Pour les manager, elle est vecteur de leadership et de cohésion d'équipe. En observant et exprimant concrètement ses besoins et attentes, la CNV permet de gagner en efficacité. Plus question de râler à tout-va contre son équipe, on se concentre désormais sur la résolution des problèmes. De plus, communiquer avec bienveillance requiert de développer d'autres soft skills que tout bon manager devrait avoir dans sa manche : gestion des émotions, résolution des conflits, etc.
Du côté des collaborateurs, la communication non violente s'avère être un excellent outil pour exprimer leur ressenti, bon ou mauvais, et proposer de nouvelles idées.

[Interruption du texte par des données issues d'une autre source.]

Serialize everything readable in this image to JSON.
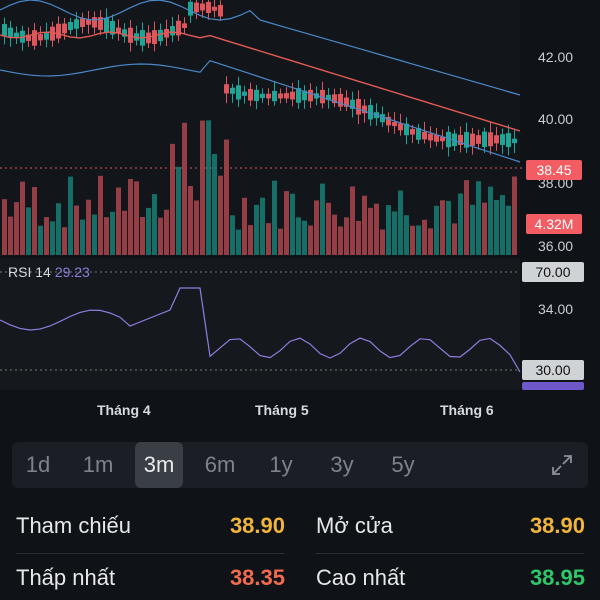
{
  "price_axis": [
    "42.00",
    "40.00",
    "38.00",
    "36.00"
  ],
  "rsi_axis": [
    "34.00"
  ],
  "months": [
    "Tháng 4",
    "Tháng 5",
    "Tháng 6"
  ],
  "price_tag": "38.45",
  "volume_tag": "4.32M",
  "rsi": {
    "label": "RSI 14",
    "value": "29.23",
    "upper_tag": "70.00",
    "lower_tag": "30.00"
  },
  "colors": {
    "up": "#1fa596",
    "down": "#e0545c",
    "ma_red": "#e25a55",
    "band_blue": "#4a88c7",
    "rsi_line": "#8e7ee0"
  },
  "ranges": [
    {
      "label": "1d",
      "active": false
    },
    {
      "label": "1m",
      "active": false
    },
    {
      "label": "3m",
      "active": true
    },
    {
      "label": "6m",
      "active": false
    },
    {
      "label": "1y",
      "active": false
    },
    {
      "label": "3y",
      "active": false
    },
    {
      "label": "5y",
      "active": false
    }
  ],
  "stats": {
    "reference": {
      "label": "Tham chiếu",
      "value": "38.90",
      "color": "#f0b53a"
    },
    "open": {
      "label": "Mở cửa",
      "value": "38.90",
      "color": "#f0b53a"
    },
    "low": {
      "label": "Thấp nhất",
      "value": "38.35",
      "color": "#f06a4f"
    },
    "high": {
      "label": "Cao nhất",
      "value": "38.95",
      "color": "#2ec76a"
    }
  }
}
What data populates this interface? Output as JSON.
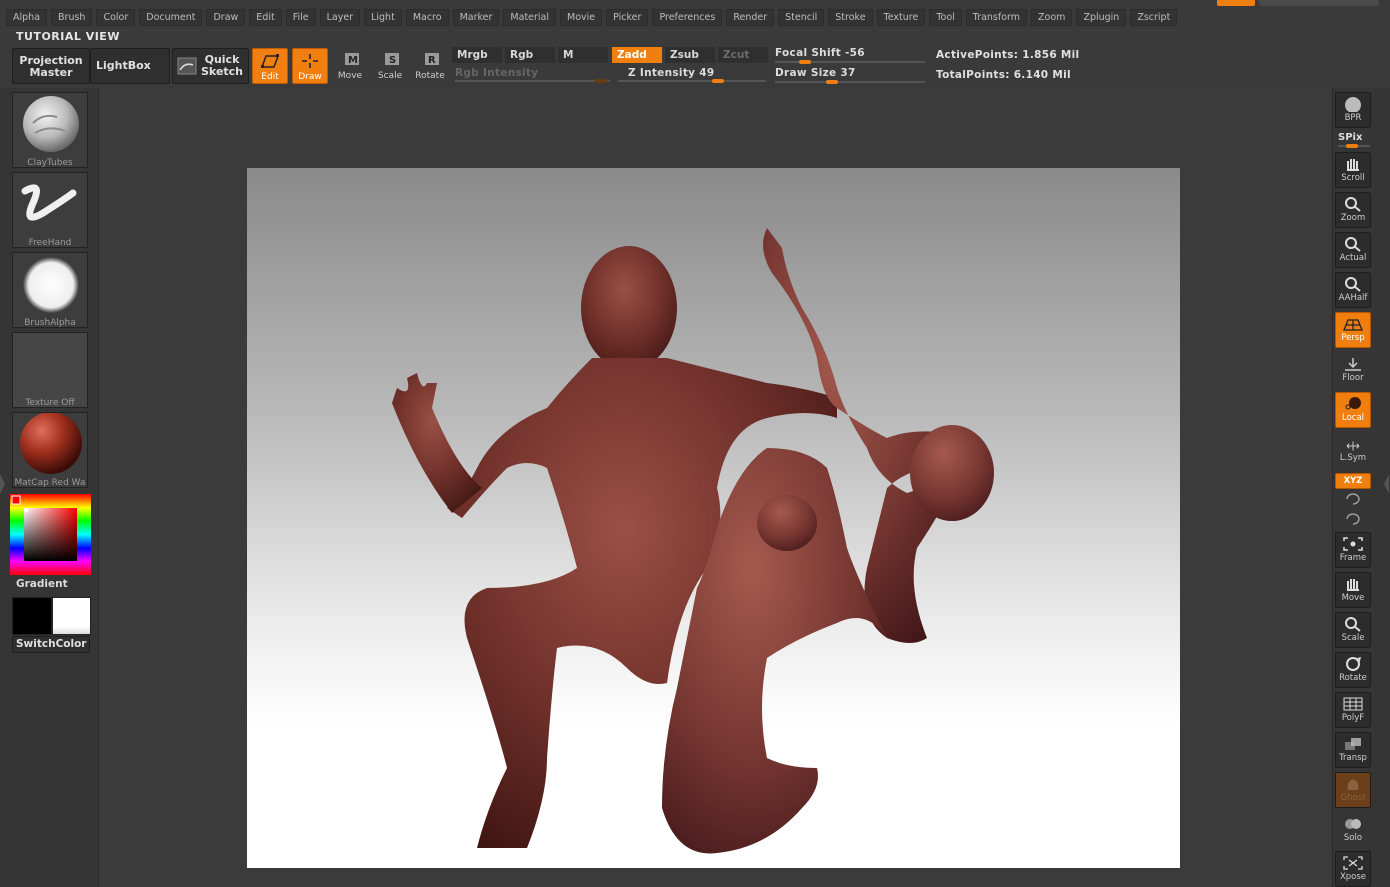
{
  "menu": [
    "Alpha",
    "Brush",
    "Color",
    "Document",
    "Draw",
    "Edit",
    "File",
    "Layer",
    "Light",
    "Macro",
    "Marker",
    "Material",
    "Movie",
    "Picker",
    "Preferences",
    "Render",
    "Stencil",
    "Stroke",
    "Texture",
    "Tool",
    "Transform",
    "Zoom",
    "Zplugin",
    "Zscript"
  ],
  "tutorial_view": "TUTORIAL VIEW",
  "toolbar": {
    "projection_master": [
      "Projection",
      "Master"
    ],
    "lightbox": "LightBox",
    "quick_sketch": [
      "Quick",
      "Sketch"
    ],
    "edit": "Edit",
    "draw": "Draw",
    "move": "Move",
    "scale": "Scale",
    "rotate": "Rotate",
    "mrgb": "Mrgb",
    "rgb": "Rgb",
    "m": "M",
    "zadd": "Zadd",
    "zsub": "Zsub",
    "zcut": "Zcut",
    "rgb_intensity": "Rgb Intensity",
    "z_intensity": "Z Intensity 49",
    "z_intensity_value": 49,
    "focal_shift": "Focal Shift -56",
    "focal_shift_value": -56,
    "draw_size": "Draw Size 37",
    "draw_size_value": 37,
    "active_points": "ActivePoints: 1.856 Mil",
    "total_points": "TotalPoints: 6.140 Mil"
  },
  "left_tray": {
    "brush": "ClayTubes",
    "stroke": "FreeHand",
    "alpha": "BrushAlpha",
    "texture": "Texture Off",
    "material": "MatCap Red Wa",
    "gradient": "Gradient",
    "switch_color": "SwitchColor"
  },
  "right_tray": {
    "bpr": "BPR",
    "spix": "SPix",
    "scroll": "Scroll",
    "zoom": "Zoom",
    "actual": "Actual",
    "aahalf": "AAHalf",
    "persp": "Persp",
    "floor": "Floor",
    "local": "Local",
    "lsym": "L.Sym",
    "xyz": "XYZ",
    "frame": "Frame",
    "move": "Move",
    "scale": "Scale",
    "rotate": "Rotate",
    "polyf": "PolyF",
    "transp": "Transp",
    "ghost": "Ghost",
    "solo": "Solo",
    "xpose": "Xpose"
  },
  "colors": {
    "accent": "#f07f10",
    "sculpt": "#7a3a32"
  }
}
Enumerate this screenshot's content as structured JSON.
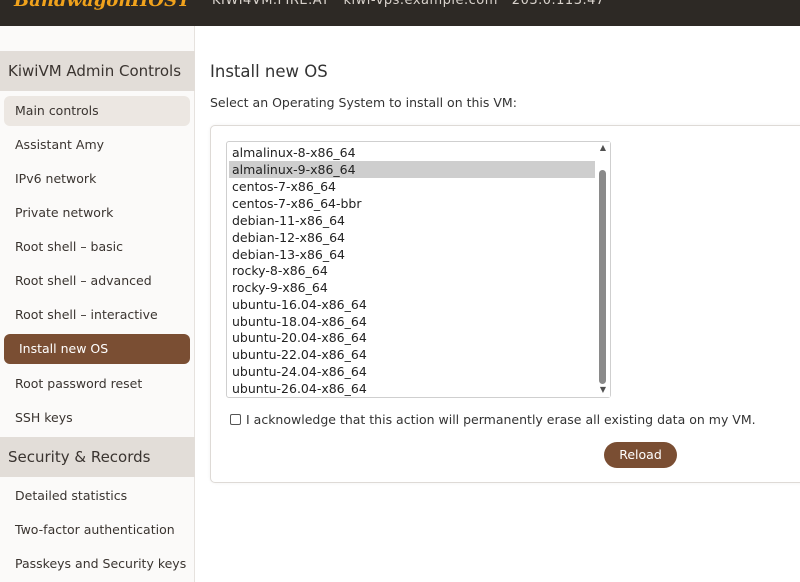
{
  "header": {
    "brand": "BandwagonHOST",
    "host_info": "KIWI4VM.FIRE.AT · kiwi-vps.example.com · 203.0.113.47"
  },
  "sidebar": {
    "section1_title": "KiwiVM Admin Controls",
    "section1_items": [
      {
        "label": "Main controls"
      },
      {
        "label": "Assistant Amy"
      },
      {
        "label": "IPv6 network"
      },
      {
        "label": "Private network"
      },
      {
        "label": "Root shell – basic"
      },
      {
        "label": "Root shell – advanced"
      },
      {
        "label": "Root shell – interactive"
      },
      {
        "label": "Install new OS"
      },
      {
        "label": "Root password reset"
      },
      {
        "label": "SSH keys"
      }
    ],
    "section2_title": "Security & Records",
    "section2_items": [
      {
        "label": "Detailed statistics"
      },
      {
        "label": "Two-factor authentication"
      },
      {
        "label": "Passkeys and Security keys"
      }
    ]
  },
  "main": {
    "title": "Install new OS",
    "subtitle": "Select an Operating System to install on this VM:",
    "os_options": [
      "almalinux-8-x86_64",
      "almalinux-9-x86_64",
      "centos-7-x86_64",
      "centos-7-x86_64-bbr",
      "debian-11-x86_64",
      "debian-12-x86_64",
      "debian-13-x86_64",
      "rocky-8-x86_64",
      "rocky-9-x86_64",
      "ubuntu-16.04-x86_64",
      "ubuntu-18.04-x86_64",
      "ubuntu-20.04-x86_64",
      "ubuntu-22.04-x86_64",
      "ubuntu-24.04-x86_64",
      "ubuntu-26.04-x86_64"
    ],
    "selected_option": "almalinux-9-x86_64",
    "acknowledge_label": "I acknowledge that this action will permanently erase all existing data on my VM.",
    "acknowledge_checked": false,
    "reload_label": "Reload"
  },
  "icons": {
    "scroll_up": "scroll-up-arrow-icon",
    "scroll_down": "scroll-down-arrow-icon"
  },
  "colors": {
    "accent": "#7a4e33",
    "header_bg": "#2d2925",
    "brand": "#f0a21c",
    "section_header_bg": "#e2ddd8",
    "selected_option_bg": "#cecece"
  }
}
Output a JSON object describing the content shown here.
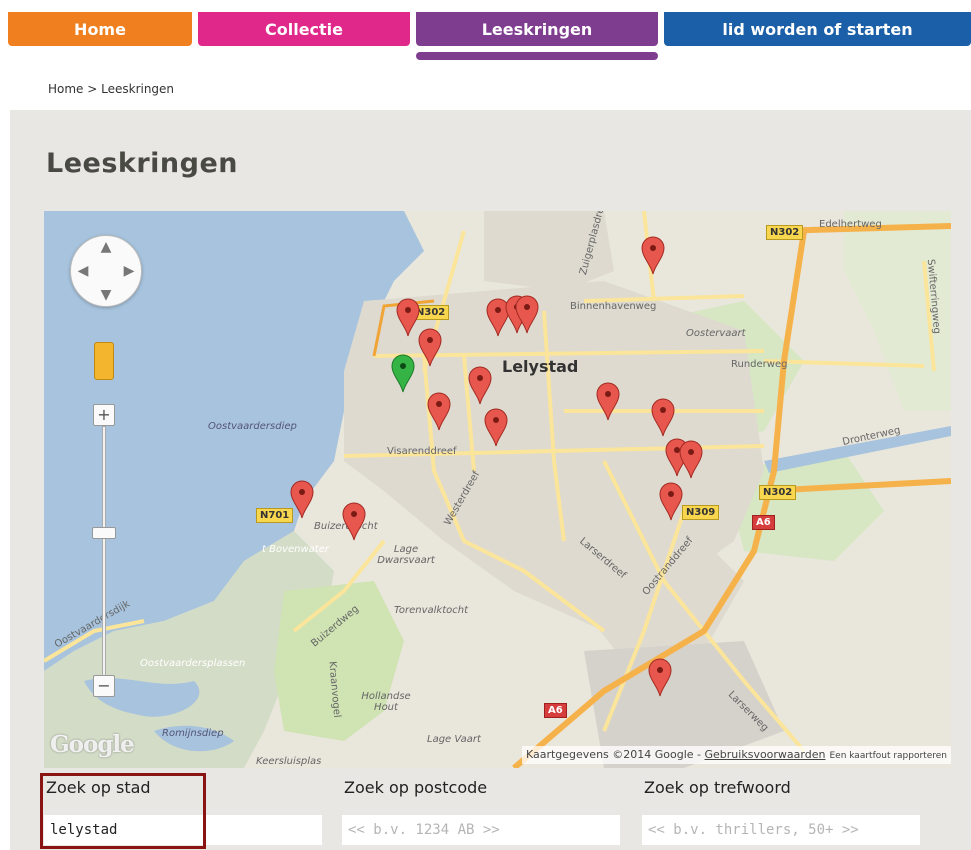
{
  "nav": {
    "tabs": [
      {
        "label": "Home",
        "color": "#f07f1f"
      },
      {
        "label": "Collectie",
        "color": "#e0288a"
      },
      {
        "label": "Leeskringen",
        "color": "#7f3d8f",
        "active": true
      },
      {
        "label": "lid worden of starten",
        "color": "#1a5fa7"
      }
    ]
  },
  "breadcrumb": "Home > Leeskringen",
  "page": {
    "title": "Leeskringen"
  },
  "map": {
    "city_label": "Lelystad",
    "labels": {
      "binnenhavenweg": "Binnenhavenweg",
      "oostervaart": "Oostervaart",
      "runderweg": "Runderweg",
      "oostvaardersdiep": "Oostvaardersdiep",
      "visarenddreef": "Visarenddreef",
      "westerdreef": "Westerdreef",
      "buizerdtocht": "Buizerdtocht",
      "bovenwater": "t Bovenwater",
      "lage_dwarsvaart": "Lage Dwarsvaart",
      "torenvalktocht": "Torenvalktocht",
      "buizerdweg": "Buizerdweg",
      "oostvaardersplassen": "Oostvaardersplassen",
      "hollandse_hout": "Hollandse Hout",
      "romijnsdiep": "Romijnsdiep",
      "lage_vaart": "Lage Vaart",
      "keersluisplas": "Keersluisplas",
      "edelhertweg": "Edelhertweg",
      "dronterweg": "Dronterweg",
      "larserdreef": "Larserdreef",
      "oostranddreef": "Oostranddreef",
      "larserweg": "Larserweg",
      "oostvaardersdijk": "Oostvaardersdijk",
      "zuigerplasdreef": "Zuigerplasdreef",
      "swifterringweg": "Swifterringweg",
      "kraanvogel": "Kraanvogel"
    },
    "road_badges": {
      "n302_top": "N302",
      "n302_left": "N302",
      "n302_right": "N302",
      "n701": "N701",
      "n309": "N309",
      "a6_right": "A6",
      "a6_bottom": "A6"
    },
    "logo": "Google",
    "attribution": "Kaartgegevens ©2014 Google - ",
    "terms_link": "Gebruiksvoorwaarden",
    "report_link": "Een kaartfout rapporteren",
    "marker_count": 21,
    "colors": {
      "water": "#a7c3dd",
      "land": "#e9e6dc",
      "urban": "#dedad0",
      "green": "#cfe3b3",
      "major_road": "#f6b24a",
      "road": "#fbe59a",
      "marker": "#e8574d",
      "marker_selected": "#35b445"
    }
  },
  "search": {
    "city": {
      "label": "Zoek op stad",
      "value": "lelystad"
    },
    "postcode": {
      "label": "Zoek op postcode",
      "placeholder": "<< b.v. 1234 AB >>"
    },
    "keyword": {
      "label": "Zoek op trefwoord",
      "placeholder": "<< b.v. thrillers, 50+ >>"
    }
  }
}
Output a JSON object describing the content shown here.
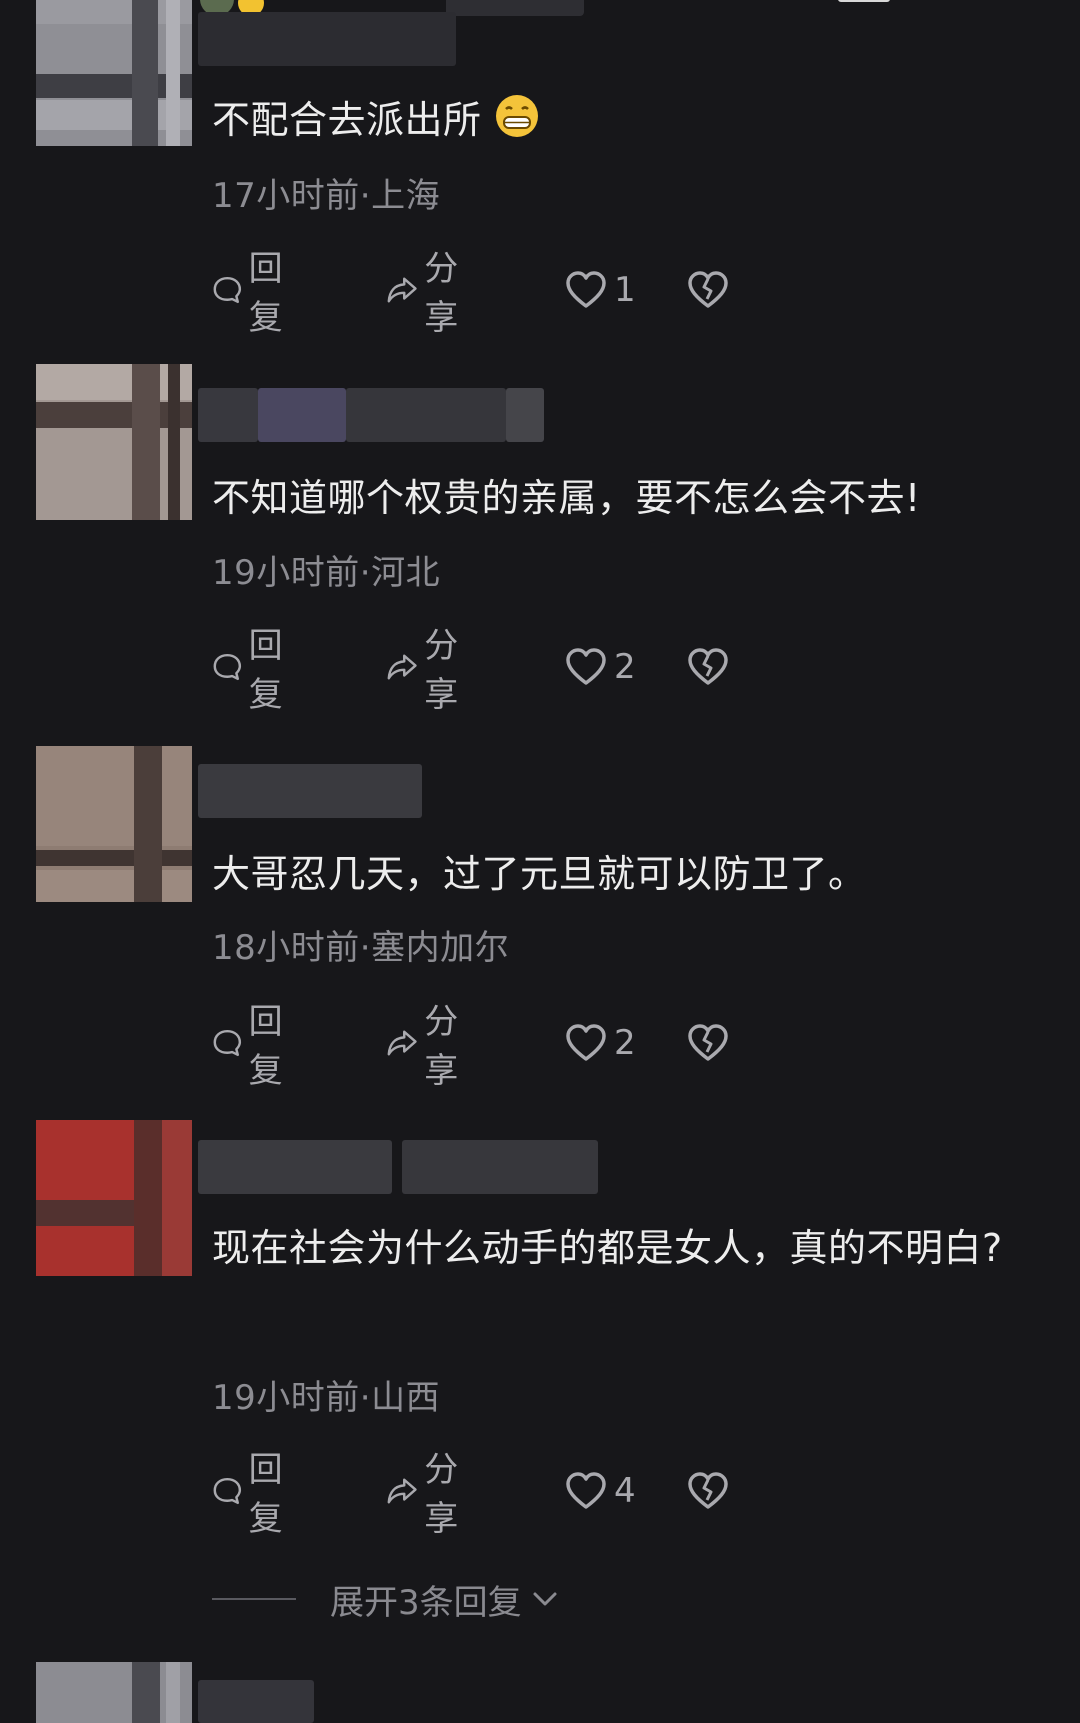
{
  "comments": [
    {
      "text": "不配合去派出所",
      "emoji": "grinning-face-emoji",
      "meta": "17小时前·上海",
      "reply_label": "回复",
      "share_label": "分享",
      "likes": "1"
    },
    {
      "text": "不知道哪个权贵的亲属，要不怎么会不去!",
      "meta": "19小时前·河北",
      "reply_label": "回复",
      "share_label": "分享",
      "likes": "2"
    },
    {
      "text": "大哥忍几天，过了元旦就可以防卫了。",
      "meta": "18小时前·塞内加尔",
      "reply_label": "回复",
      "share_label": "分享",
      "likes": "2"
    },
    {
      "text": "现在社会为什么动手的都是女人，真的不明白?",
      "meta": "19小时前·山西",
      "reply_label": "回复",
      "share_label": "分享",
      "likes": "4"
    }
  ],
  "expand_label": "展开3条回复",
  "icons": {
    "reply": "comment-bubble-icon",
    "share": "share-arrow-icon",
    "like": "heart-icon",
    "dislike": "broken-heart-icon",
    "expand": "chevron-down-icon"
  },
  "colors": {
    "background": "#17171a",
    "text": "#ededed",
    "meta": "#8c8c92",
    "action": "#a9a9ae"
  }
}
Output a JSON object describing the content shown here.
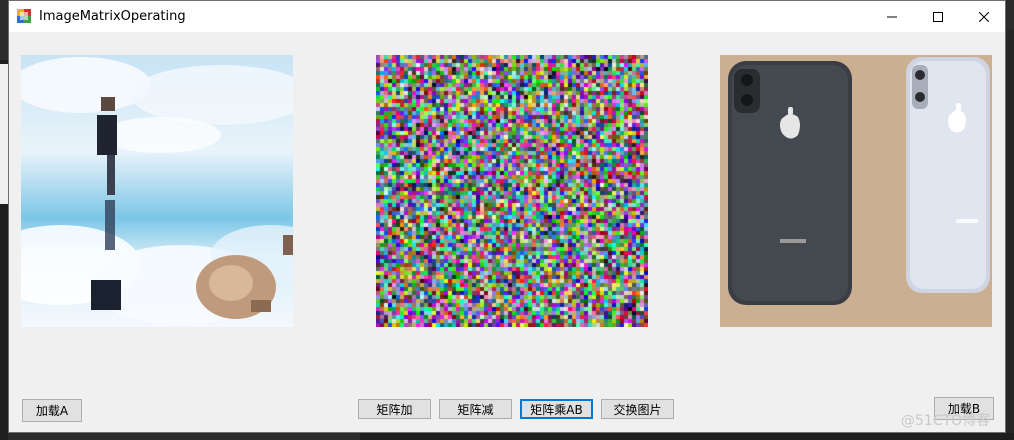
{
  "window": {
    "title": "ImageMatrixOperating"
  },
  "buttons": {
    "load_a": "加载A",
    "matrix_add": "矩阵加",
    "matrix_sub": "矩阵减",
    "matrix_mul": "矩阵乘AB",
    "swap_image": "交换图片",
    "load_b": "加载B"
  },
  "watermark": "@51CTO博客",
  "icons": {
    "app": "app-icon",
    "minimize": "minimize-icon",
    "maximize": "maximize-icon",
    "close": "close-icon"
  },
  "colors": {
    "focus_border": "#0078d7",
    "button_bg": "#e1e1e1",
    "window_bg": "#f0f0f0"
  }
}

Rappelons que savoir parler posément, sans agressivité, est le cœur de l'assertivité, cette soft skills adorée par les recruteurs !
La CNV, digne héritage du concept de non-violence érigé par Gandhi, s'impose comme un outil de communication indispensable dans le monde professionnel. Observer, prendre du recul, mettre des mots sur ses émotions, exprimer ses besoins, le tout dans le respect de l'autre et de soi-même… C'est la clé de la résolution de conflit et d'un environnement de travail prospère. Mais au-delà d'une simple technique, la communication non violente représente un catalyseur de changement, une invitation à repenser nos interactions et à construire des relations professionnelles empreintes de bienveillance.